Question

How do you factor `13(x^6+ 1)^4(18x^5)(9x + 2)^3 + 9(9x + 2)^2(9)(x^6 + 1)^5`?

Answer 1

`13(x^6+1)^4(18x^5)(9x+2)^3+9(9x+2)^2(9)(x^6+1)^5`

`=9(x^2+1)^4(x^2-sqrt(3)x+1)^4(x^2+sqrt(3)x+1)^4(9x+2)^2(243x^6+52x^5+9)`

Explanation:

Given:

`13(x^6+1)^4(18x^5)(9x+2)^3+9(9x+2)^2(9)(x^6+1)^5`

First note that both of the terms are divisible by:

`9(x^6+1)^4(9x+2)^2`

So separate that out as a factor first to get:

`13(x^6+1)^4(18x^5)(9x+2)^3+9(9x+2)^2(9)(x^6+1)^5`

`=9(x^6+1)^4(9x+2)^2(13(2x^5)(9x+2)+(9)(x^6+1))`

`=9(x^6+1)^4(9x+2)^2(243x^6+52x^5+9)`

We can treat `x^6+1` as a sum of cubes to factorise it some way:

The sum of cubes identity can be written:

`a^3+b^3 = (a+b)(a^2-ab+b^2)`

Use this with `a=x^2` and `b=1` to find:

`x^6+1 = (x^2)^3+1^3 = (x^2+1)(x^4-x^2+1)`

Next note that:

`(a^2-kab+b^2)(a^2+kab+b^2)=(a^4+(2-k^2)a^2b^2+b^4)`

So, putting `a=x`, `b=1` and `k=sqrt(3)` we find:

`x^4-x^2+1 = (x^2-sqrt(3)x+1)(x^2+sqrt(3)x+1)`

So:

`x^6+1 = (x^2+1)(x^2-sqrt(3)x+1)(x^2+sqrt(3)x+1)`

Putting it all together:

`13(x^6+1)^4(18x^5)(9x+2)^3+9(9x+2)^2(9)(x^6+1)^5`

`=9(x^2+1)^4(x^2-sqrt(3)x+1)^4(x^2+sqrt(3)x+1)^4(9x+2)^2(243x^6+52x^5+9)`

The remaining quadratic factors have no Real zeros and therefore no linear factors with Real coefficients.

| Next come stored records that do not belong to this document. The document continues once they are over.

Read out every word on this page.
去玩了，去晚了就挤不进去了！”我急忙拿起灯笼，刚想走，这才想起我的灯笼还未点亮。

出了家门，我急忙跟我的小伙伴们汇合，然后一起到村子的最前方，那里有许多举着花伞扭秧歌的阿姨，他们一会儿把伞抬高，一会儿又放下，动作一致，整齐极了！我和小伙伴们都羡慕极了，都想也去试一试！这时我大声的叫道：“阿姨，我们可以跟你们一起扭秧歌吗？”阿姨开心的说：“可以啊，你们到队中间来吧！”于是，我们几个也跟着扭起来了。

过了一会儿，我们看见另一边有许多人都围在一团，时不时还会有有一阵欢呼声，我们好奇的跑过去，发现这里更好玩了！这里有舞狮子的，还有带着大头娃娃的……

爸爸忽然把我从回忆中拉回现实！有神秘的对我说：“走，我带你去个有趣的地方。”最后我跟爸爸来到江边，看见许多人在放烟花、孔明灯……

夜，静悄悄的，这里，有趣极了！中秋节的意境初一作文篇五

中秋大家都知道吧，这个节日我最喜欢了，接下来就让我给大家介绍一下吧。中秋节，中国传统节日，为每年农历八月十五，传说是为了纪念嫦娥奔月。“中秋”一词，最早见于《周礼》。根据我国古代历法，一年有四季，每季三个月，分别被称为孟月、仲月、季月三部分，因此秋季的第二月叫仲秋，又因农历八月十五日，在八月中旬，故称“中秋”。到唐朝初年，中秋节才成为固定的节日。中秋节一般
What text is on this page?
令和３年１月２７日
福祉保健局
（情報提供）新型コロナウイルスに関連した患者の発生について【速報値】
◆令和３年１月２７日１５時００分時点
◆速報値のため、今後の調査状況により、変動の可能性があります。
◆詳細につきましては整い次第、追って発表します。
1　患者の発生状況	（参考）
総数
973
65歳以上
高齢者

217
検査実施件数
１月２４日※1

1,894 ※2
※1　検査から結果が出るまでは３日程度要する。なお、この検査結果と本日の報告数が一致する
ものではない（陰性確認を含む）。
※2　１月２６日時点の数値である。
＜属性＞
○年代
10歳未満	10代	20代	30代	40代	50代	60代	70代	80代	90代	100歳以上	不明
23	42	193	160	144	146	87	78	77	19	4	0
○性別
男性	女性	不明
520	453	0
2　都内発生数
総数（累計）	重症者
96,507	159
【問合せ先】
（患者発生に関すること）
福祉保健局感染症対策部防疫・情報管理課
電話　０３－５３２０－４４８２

The remaining sextic factor has `6` Complex zeros in `3` conjugate pairs. That means that in theory it could be factored into `3` quadratic factors with Real coefficients, but as far as I can tell the coefficients of those factors are not expressible in terms of `n`th roots and other ordinary arithmetic operations. That is, they are not determinable by practical algebraic means. It is possible to find numeric approximations using Newton Raphson, Durand-Kerner or other similar numeric methods.